I treasure this necklace. It holds symbols of protection and repair. Many years ago Ian gave me my ex-fiancé’s first novel, which I’d helped along in early drafts. On the gift tag he wrote, “I hope I can always give you what other men can’t.” Now, he’s given me a symbol of something my body can’t fully offer.
A friend recently told me she’s had MS 13 years. That’s about as long as Ian and I have been married. Which brings me to the realization that my relationship with MS is the longest-running relationship in my life, twice that of my marriage. Like Auden and his wound, “nothing will ever part us.”
My first eight years with MS were fairly uneventful. I could forget about the disease sometimes. With no treatment options available, I simply adapted. Sometimes, though, riding my horse over jumps in horse shows, I would feel MS passionately seize my hand so I felt nothing else and dropped my rein. He at least was kind enough to do this only on the side the judges couldn’t see. (I will henceforth refer to MS as a he, but he is invisible, inaudible and rather unpredictable, most likely genderless.) Minor symptoms would bring me down to earth, I thought; forgetting was the reward. After a few years, MS decided I should quit riding and training regularly. He can be a bit possessive.
When the first disease-modifying therapies (DMTs) became available, faculty in my graduate program would stop me in the hall, asking if I was hopeful about the latest medication.
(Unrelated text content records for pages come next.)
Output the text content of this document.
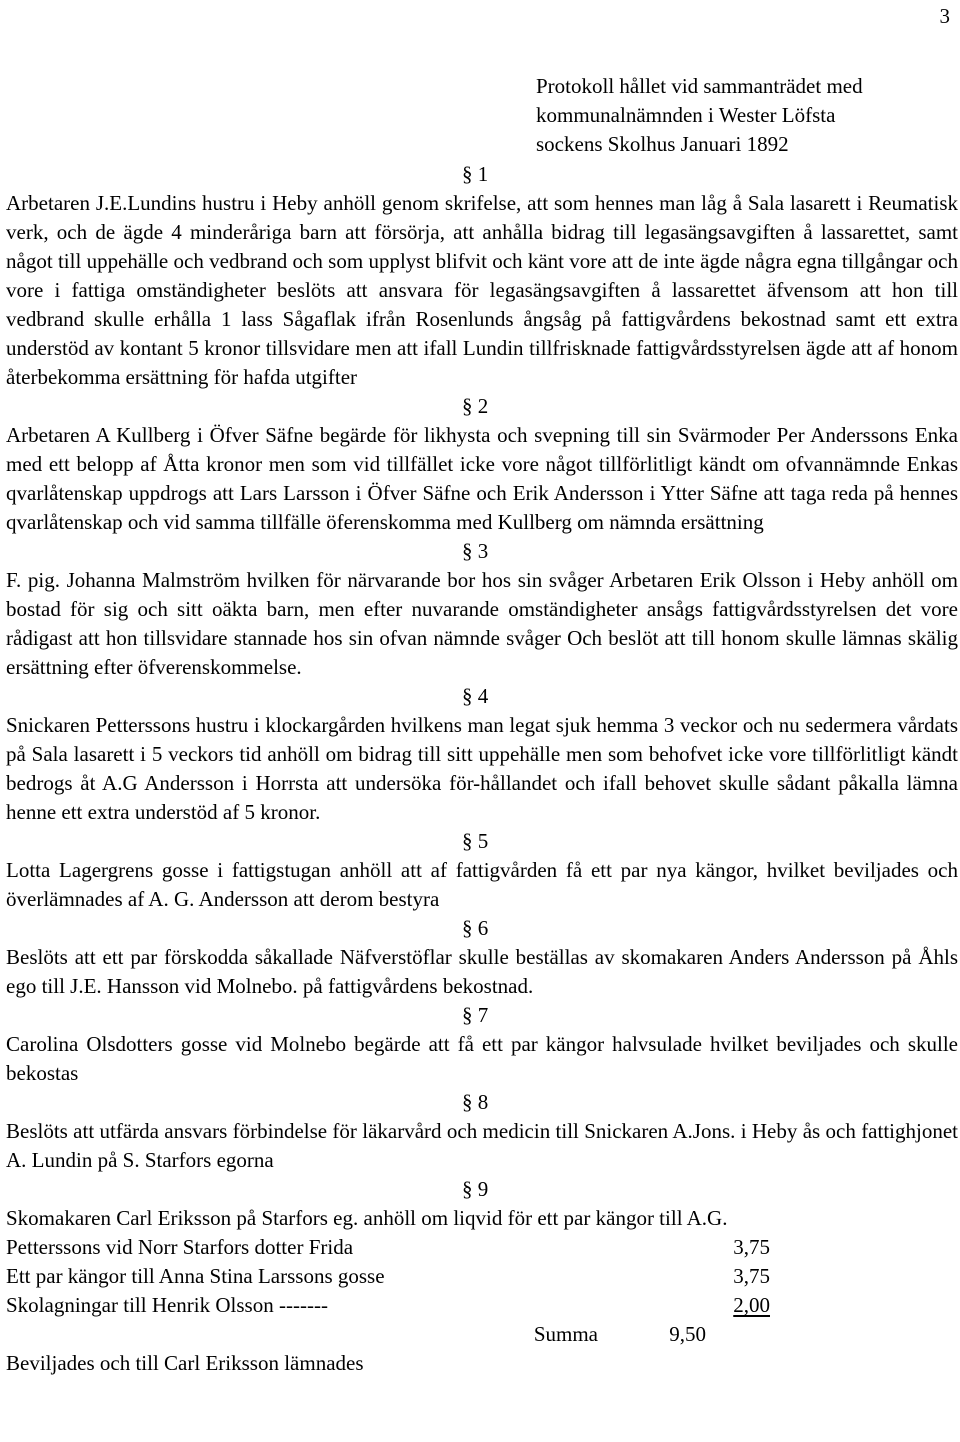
3
Protokoll hållet vid sammanträdet med
kommunalnämnden i Wester Löfsta
sockens Skolhus Januari 1892
§ 1

Arbetaren J.E.Lundins hustru i Heby anhöll genom skrifelse, att som hennes man låg å Sala lasarett i Reumatisk verk, och de ägde 4 minderåriga barn att försörja, att anhålla bidrag till legasängsavgiften å lassarettet, samt något till uppehälle och vedbrand och som upplyst blifvit och känt vore att de inte ägde några egna tillgångar och vore i fattiga omständigheter beslöts att ansvara för legasängsavgiften å lassarettet äfvensom att hon till vedbrand skulle erhålla 1 lass Sågaflak ifrån Rosenlunds ångsåg på fattigvårdens bekostnad samt ett extra understöd av kontant 5 kronor tillsvidare men att ifall Lundin tillfrisknade fattigvårdsstyrelsen ägde att af honom återbekomma ersättning för hafda utgifter

§ 2

Arbetaren A Kullberg i Öfver Säfne begärde för likhysta och svepning till sin Svärmoder Per Anderssons Enka med ett belopp af Åtta kronor men som vid tillfället icke vore något tillförlitligt kändt om ofvannämnde Enkas qvarlåtenskap uppdrogs att Lars Larsson i Öfver Säfne och Erik Andersson i Ytter Säfne att taga reda på hennes qvarlåtenskap och vid samma tillfälle öferenskomma med Kullberg om nämnda ersättning

§ 3

F. pig. Johanna Malmström hvilken för närvarande bor hos sin svåger Arbetaren Erik Olsson i Heby anhöll om bostad för sig och sitt oäkta barn, men efter nuvarande omständigheter ansågs fattigvårdsstyrelsen det vore rådigast att hon tillsvidare stannade hos sin ofvan nämnde svåger Och beslöt att till honom skulle lämnas skälig ersättning efter öfverenskommelse.

§ 4

Snickaren Petterssons hustru i klockargården hvilkens man legat sjuk hemma 3 veckor och nu sedermera vårdats på Sala lasarett i 5 veckors tid anhöll om bidrag till sitt uppehälle men som behofvet icke vore tillförlitligt kändt bedrogs åt A.G Andersson i Horrsta att undersöka för-hållandet och ifall behovet skulle sådant påkalla lämna henne ett extra understöd af 5 kronor.

§ 5

Lotta Lagergrens gosse i fattigstugan anhöll att af fattigvården få ett par nya kängor, hvilket beviljades och överlämnades af A. G. Andersson att derom bestyra

§ 6

Beslöts att ett par förskodda såkallade Näfverstöflar skulle beställas av skomakaren Anders Andersson på Åhls ego till J.E. Hansson vid Molnebo. på fattigvårdens bekostnad.

§ 7

Carolina Olsdotters gosse vid Molnebo begärde att få ett par kängor halvsulade hvilket beviljades och skulle bekostas

§ 8

Beslöts att utfärda ansvars förbindelse för läkarvård och medicin till Snickaren A.Jons. i Heby ås och fattighjonet A. Lundin på S. Starfors egorna

§ 9

Skomakaren Carl Eriksson på Starfors eg. anhöll om liqvid för ett par kängor till A.G.

Petterssons vid Norr Starfors dotter Frida	3,75
Ett par kängor till Anna Stina Larssons gosse	3,75
Skolagningar till Henrik Olsson -------	2,00
Summa	9,50
Beviljades och till Carl Eriksson lämnades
My standard reply: “but that would mean saying good-bye to an old friend . . .”
“Yes, but MS is not such a good friend,” a poet wisely replied in his melodic Polish accent.
Gradually, MS visited more often, gripping my left leg, pulling it back with each stride, or hitting my head with the boxing glove of dizziness. I always came back to baseline after the flare miraculously left, so I could still forget about MS for long stretches of time. About a dozen years after diagnosis, I was put on disease-modifying therapy. I learned that this did not mean saying good-bye to my friend; rather, it reminded me that even when MS wasn’t making his presence known, he was still around. Depending upon which medication, injections at regular intervals would remind me that MS was imperceptibly slipping his arm across my shoulders, particularly close to my spine.
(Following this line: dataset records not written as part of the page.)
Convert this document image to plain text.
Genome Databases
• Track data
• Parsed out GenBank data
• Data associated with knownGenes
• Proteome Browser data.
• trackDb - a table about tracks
I no longer forget about his presence. In fact, I am grateful for the days I walk without having to think about each step, or when I can walk my dog, fingers deftly wrapping the leash, after the hard work re-learning how to use them. My amber-tinted contacts and glasses cut most glare, pain that never quite left after optic neuritis. The lenses turn my eyes coppery, beautified by illness and treatment. My vision is literally colored by my disease. Thanks to MS research I take medications I never thought possible to mask other lasting symptoms such as spasticity and pain, helping me forget, but not quite. The treatment makes me remember. Also, literally, a pill helps my memory.
MS ultimately cannot be forgotten. It is both my friend and foe, intermittent but lasting. If I am an MS activist, I know it is through awareness—my own, and creating it in others—in my teaching and writing, in everyday interactions, knowing that the disease is so deeply linked to who I am and what I do.
We mustn’t let anyone forget, least of all ourselves. Or Congress. This week over 300 MS activists are meeting with federal legislators on Capitol Hill to urge continued funding for MS research and the FDA, standing up for those of us whose stance is words, for those of us whose stance is experience, for those of us who may know weakness, but turn our weakness into a source of strength.